Hernandez was Kapler’s first choice to replace Andrew McCutchen in the leadoff spot after the center fielder was lost for the season in early June. The second baseman, however, batted .125 with a .222 on-base percentage in eight games immediately after McCutchen’s injury and he has hit in the leadoff spot only nine times since then.

“I think he has been more aggressive,” Kapler said when asked about Hernadez’s dip in on-base percentage. “And aggressiveness in a vacuum is not a bad thing. Aggressiveness in the zone is a great thing. He’s gone outside the zone a little bit more than he did last year. And I think it’s a pitch-identification thing. I think it’s an approach thing. I think it’s a mind-set thing.
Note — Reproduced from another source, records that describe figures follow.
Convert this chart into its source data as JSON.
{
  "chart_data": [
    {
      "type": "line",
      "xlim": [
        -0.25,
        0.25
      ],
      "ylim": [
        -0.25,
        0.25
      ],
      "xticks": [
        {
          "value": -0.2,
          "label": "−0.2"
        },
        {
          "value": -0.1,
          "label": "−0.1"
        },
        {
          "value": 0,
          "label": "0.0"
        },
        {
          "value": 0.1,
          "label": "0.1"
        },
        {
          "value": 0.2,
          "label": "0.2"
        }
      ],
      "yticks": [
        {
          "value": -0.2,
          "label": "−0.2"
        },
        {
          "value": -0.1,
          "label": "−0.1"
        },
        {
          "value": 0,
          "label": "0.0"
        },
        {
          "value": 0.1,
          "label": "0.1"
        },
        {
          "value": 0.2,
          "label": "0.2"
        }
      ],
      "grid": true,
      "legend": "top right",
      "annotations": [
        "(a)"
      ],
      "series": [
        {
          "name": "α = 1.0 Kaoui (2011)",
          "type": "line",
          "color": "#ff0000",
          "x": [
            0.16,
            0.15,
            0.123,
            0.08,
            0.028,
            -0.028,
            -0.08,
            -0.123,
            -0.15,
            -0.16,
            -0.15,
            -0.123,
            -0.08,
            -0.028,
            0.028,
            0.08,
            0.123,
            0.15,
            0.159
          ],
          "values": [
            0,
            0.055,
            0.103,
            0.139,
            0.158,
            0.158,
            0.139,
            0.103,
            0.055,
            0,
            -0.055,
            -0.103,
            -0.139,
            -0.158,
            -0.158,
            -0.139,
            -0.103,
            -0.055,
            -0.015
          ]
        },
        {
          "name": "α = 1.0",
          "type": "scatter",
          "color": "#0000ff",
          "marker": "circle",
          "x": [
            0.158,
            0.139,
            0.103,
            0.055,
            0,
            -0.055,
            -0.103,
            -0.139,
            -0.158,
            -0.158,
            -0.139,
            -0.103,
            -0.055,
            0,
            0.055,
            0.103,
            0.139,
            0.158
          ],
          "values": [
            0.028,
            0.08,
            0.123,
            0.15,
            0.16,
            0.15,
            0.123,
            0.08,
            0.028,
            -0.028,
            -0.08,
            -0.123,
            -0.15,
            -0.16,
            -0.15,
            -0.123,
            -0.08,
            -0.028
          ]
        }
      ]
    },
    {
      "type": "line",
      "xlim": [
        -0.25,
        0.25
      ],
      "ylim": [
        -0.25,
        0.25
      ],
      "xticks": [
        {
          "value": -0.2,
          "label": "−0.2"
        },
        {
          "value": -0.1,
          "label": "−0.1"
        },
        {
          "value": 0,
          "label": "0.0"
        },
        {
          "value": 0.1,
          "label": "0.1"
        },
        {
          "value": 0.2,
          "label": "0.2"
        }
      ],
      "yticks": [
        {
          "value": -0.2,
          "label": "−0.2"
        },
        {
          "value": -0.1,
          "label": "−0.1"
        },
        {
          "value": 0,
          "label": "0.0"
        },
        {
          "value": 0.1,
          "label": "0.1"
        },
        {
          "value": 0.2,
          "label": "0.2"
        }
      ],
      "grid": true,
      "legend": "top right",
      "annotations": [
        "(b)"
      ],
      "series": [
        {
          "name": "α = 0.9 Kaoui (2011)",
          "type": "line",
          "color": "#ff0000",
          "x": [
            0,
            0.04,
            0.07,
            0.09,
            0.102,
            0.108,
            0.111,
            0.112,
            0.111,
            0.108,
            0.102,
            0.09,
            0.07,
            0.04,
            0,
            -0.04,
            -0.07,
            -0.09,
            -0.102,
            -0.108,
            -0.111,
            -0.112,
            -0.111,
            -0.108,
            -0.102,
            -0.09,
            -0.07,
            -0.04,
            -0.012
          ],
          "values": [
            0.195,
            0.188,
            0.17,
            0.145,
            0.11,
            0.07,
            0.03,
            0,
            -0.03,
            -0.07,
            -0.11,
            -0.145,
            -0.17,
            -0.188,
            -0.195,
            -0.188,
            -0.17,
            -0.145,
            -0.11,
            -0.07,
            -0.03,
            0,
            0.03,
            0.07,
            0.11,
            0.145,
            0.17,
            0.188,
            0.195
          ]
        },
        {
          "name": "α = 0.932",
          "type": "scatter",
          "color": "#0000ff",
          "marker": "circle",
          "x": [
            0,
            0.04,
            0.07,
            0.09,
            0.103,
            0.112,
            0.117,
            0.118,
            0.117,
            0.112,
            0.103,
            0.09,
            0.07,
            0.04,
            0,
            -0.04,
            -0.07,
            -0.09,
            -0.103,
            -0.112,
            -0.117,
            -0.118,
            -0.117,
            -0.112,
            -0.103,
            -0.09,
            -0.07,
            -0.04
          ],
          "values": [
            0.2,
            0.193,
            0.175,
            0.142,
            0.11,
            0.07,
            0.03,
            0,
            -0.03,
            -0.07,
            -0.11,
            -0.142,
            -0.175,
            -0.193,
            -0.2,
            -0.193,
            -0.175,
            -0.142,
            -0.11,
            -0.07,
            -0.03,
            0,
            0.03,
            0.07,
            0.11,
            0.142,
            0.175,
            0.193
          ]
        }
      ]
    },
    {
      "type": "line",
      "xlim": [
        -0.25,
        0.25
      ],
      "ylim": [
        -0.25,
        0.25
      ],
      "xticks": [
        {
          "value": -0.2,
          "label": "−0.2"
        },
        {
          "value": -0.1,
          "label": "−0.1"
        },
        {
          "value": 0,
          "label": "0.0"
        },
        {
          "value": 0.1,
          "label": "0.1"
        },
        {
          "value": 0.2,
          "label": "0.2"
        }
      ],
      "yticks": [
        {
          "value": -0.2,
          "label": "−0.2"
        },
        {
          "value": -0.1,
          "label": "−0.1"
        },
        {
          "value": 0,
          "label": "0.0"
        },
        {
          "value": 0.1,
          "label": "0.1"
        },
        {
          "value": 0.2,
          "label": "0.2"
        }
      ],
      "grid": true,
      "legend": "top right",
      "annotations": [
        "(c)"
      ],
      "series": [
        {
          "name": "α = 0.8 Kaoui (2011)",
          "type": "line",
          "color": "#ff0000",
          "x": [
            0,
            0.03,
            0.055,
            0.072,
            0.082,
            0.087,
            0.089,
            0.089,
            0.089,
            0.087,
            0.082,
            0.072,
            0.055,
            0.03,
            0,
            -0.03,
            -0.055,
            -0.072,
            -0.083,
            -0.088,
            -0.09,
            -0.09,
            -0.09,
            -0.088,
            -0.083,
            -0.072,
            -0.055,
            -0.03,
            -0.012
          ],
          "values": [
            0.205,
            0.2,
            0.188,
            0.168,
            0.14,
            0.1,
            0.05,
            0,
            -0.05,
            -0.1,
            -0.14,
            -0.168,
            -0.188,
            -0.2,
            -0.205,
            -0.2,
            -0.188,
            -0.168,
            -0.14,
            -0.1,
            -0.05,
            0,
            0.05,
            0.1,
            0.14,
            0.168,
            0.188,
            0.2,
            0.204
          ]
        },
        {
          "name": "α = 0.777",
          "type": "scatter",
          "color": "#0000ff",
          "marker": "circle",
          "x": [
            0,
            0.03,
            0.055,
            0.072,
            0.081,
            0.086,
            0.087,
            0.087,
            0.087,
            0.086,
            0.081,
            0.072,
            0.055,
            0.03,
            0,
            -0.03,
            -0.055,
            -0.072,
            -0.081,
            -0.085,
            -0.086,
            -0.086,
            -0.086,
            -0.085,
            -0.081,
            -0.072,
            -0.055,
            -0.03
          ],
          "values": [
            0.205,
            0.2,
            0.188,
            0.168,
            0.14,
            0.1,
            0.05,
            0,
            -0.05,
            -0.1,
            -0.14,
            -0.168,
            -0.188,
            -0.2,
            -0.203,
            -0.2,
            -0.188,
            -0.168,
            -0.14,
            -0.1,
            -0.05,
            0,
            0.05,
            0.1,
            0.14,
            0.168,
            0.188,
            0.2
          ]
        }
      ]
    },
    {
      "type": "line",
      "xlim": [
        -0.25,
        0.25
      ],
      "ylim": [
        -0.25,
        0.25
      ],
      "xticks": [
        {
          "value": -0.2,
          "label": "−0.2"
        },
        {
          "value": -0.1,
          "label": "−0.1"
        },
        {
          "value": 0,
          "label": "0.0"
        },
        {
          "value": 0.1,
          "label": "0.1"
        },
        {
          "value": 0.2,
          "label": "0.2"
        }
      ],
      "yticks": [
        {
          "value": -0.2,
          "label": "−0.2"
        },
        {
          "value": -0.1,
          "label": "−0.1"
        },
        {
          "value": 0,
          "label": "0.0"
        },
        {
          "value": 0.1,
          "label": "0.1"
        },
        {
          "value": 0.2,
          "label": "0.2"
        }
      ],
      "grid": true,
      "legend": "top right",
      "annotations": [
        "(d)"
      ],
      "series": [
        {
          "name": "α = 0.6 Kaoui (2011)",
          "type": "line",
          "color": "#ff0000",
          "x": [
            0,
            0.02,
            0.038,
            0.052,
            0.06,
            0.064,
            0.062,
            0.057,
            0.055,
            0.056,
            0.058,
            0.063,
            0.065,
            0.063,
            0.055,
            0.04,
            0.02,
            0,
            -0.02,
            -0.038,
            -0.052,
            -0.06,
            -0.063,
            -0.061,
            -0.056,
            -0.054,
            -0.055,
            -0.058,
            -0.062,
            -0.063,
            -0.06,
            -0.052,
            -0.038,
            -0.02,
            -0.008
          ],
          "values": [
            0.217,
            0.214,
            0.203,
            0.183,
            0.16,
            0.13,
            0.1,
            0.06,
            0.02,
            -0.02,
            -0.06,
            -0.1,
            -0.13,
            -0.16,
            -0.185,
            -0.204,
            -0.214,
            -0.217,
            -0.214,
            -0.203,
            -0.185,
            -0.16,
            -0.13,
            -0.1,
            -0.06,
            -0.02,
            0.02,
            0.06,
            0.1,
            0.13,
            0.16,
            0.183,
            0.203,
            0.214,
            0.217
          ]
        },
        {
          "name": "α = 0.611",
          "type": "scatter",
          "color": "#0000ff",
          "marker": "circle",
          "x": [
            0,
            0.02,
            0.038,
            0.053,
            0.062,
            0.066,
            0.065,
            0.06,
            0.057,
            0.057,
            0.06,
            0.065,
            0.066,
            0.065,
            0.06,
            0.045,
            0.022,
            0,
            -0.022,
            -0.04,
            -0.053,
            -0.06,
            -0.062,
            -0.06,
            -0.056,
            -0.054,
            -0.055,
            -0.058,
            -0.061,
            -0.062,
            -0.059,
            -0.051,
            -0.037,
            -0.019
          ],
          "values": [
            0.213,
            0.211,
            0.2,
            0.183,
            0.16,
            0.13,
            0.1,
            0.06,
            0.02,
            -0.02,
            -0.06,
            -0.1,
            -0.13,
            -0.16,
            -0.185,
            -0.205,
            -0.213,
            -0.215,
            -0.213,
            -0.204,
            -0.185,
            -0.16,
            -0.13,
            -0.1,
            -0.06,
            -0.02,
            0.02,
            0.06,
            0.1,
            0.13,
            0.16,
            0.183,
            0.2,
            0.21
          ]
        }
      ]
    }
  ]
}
And I think all of those, Cesar is well aware of.”

Hernandez said his approach at the plate is a byproduct of where Kapler has placed him in the lineup.

“Baseball is a game of adjustments,” he said through an interpreter. “I’m sure if you’ve looked at the lineups just this season, I haven’t been the leadoff guy all season long. To be in the lineup where I was, I was more accustomed to being aggressive. Now that I’m back in the leadoff spot, I have to just go back to when I was the leadoff hitter last year and just try to be more patient, see more pitches. That’s the adjustment that I’m trying to make now.”

Hernandez said that last Monday after batting first three straight days in Miami.

Kapler said last Monday: “I think I’ve said this on multiple occasions. I think our team works best, without Andrew McCutchen, when [Hernandez] is our leadoff hitter. If he can stick and take control of that leadoff spot down the stretch, man, we are a much better team, a much deeper lineup.

"And that’s really him working at-bats and grinding pitchers and spinning on pitches just off the plate and fouling off one more pitch and finding his way to first base via the bunt, somehow, some way reaching base. He makes our lineup much better when he does those things.”

Hernandez has not batted first at all this past week.

What the future beyond this season holds for the 29-year-old Hernandez will be fascinating. His 1.5 fangraphs.com wins above replacement is tied for 12th among big-league second basemen and tied for sixth among National League second basemen.

He is clearly among the top half of the players at his position, but Kingery, who is four years younger, could be even better if given the opportunity to play the position he held during most of his ascent through the Phillies’ minor-league system.

As much as the Phillies love Kingery’s versatility, I believe he would be a better offensive player if he did not have to worry about playing multiple positions. And having watched him play second base in the minor leagues, I think he can be an All-Star and Gold Glove winner at second.

Hernandez would be best used as a trade chip this offseason. For now, however, he is here and he is a solid contributor for a team that has a chance to reach the postseason. It will be interesting to see if and when he bats leadoff again.